In financial services, the dangers associated with monetizing big data are nearly as great as the rewards. The promises of machine learning, data science and Hadoop are tempered by the realities of regulatory penalties, operational efficiency and profit margins that must quickly justify any such expenditure.
Additionally, there is often another layer of complexity best summarized by Carl Reed, who spent more than 20 years overseeing data-driven applications at Goldman Sachs and Credit Suisse. According to Reed, who currently serves as an adviser to the Enterprise Data Management Council, PwC and Cambridge Semantics, the sheer size of the customer base and infrastructure of larger organizations compounds the issues. He says, “Credit Suisse [had] 45,000 databases; Goldman Sachs [had] 90,000 databases.
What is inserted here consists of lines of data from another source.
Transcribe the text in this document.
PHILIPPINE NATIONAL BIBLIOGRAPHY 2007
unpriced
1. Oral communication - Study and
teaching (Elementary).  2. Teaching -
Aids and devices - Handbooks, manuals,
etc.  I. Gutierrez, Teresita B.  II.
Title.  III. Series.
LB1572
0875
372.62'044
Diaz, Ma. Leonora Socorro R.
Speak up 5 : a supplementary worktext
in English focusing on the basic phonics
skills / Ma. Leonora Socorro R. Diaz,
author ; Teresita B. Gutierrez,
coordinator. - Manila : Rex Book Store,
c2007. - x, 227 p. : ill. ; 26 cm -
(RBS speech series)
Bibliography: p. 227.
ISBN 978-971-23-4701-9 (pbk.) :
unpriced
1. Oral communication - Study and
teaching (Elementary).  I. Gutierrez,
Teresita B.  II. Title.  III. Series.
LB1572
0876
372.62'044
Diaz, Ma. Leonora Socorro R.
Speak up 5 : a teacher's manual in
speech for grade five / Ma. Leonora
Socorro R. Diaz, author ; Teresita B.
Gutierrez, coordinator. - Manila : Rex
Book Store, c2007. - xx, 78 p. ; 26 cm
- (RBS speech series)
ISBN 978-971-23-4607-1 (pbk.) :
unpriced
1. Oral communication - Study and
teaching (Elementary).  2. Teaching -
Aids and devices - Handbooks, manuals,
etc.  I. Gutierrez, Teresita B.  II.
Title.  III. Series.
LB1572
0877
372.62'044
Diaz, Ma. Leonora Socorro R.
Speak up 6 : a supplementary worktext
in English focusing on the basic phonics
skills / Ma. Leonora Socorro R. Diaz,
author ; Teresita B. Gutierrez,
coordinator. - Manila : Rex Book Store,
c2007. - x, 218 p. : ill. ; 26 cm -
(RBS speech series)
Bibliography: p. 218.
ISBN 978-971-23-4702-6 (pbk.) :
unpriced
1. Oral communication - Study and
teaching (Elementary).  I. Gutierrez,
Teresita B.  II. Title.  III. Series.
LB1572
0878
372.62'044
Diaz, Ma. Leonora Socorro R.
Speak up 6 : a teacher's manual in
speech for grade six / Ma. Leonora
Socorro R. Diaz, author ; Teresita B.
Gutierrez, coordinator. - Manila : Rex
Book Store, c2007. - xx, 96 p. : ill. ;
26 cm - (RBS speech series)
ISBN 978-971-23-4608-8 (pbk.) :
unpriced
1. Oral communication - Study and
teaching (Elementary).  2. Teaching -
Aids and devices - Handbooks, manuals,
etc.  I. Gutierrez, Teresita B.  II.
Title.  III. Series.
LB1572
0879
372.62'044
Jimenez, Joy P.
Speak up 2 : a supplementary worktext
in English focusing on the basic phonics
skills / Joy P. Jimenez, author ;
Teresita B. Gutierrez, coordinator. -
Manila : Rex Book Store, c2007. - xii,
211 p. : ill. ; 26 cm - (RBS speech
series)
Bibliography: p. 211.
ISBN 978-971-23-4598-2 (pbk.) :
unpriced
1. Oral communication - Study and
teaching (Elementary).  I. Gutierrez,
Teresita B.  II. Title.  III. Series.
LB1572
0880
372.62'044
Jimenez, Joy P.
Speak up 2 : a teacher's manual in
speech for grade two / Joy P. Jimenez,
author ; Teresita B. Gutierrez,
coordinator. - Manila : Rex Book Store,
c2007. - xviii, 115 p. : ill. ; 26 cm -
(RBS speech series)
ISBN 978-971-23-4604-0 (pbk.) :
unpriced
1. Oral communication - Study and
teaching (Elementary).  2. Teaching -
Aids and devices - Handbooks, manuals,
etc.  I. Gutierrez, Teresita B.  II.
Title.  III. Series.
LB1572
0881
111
If you let the financial industry continue to implement technology vertically versus horizontally—because you’ve got no C-suite saying data isn’t a by-product of processes, it’s an asset that needs to be invested in and governed accordingly—you’ll end up with today 10s, tomorrow 100s, and in time 1000s of instances of Hadoop all over your organization.”
The most acute lesson learned from Reed’s tenure within financial services is to avoid such issues with a singular investment in data architecture that pays for itself over a number of applications across the enterprise. In doing so, organizations can justify data expenditure with a staggering number of use cases predicated on variations of the same investment.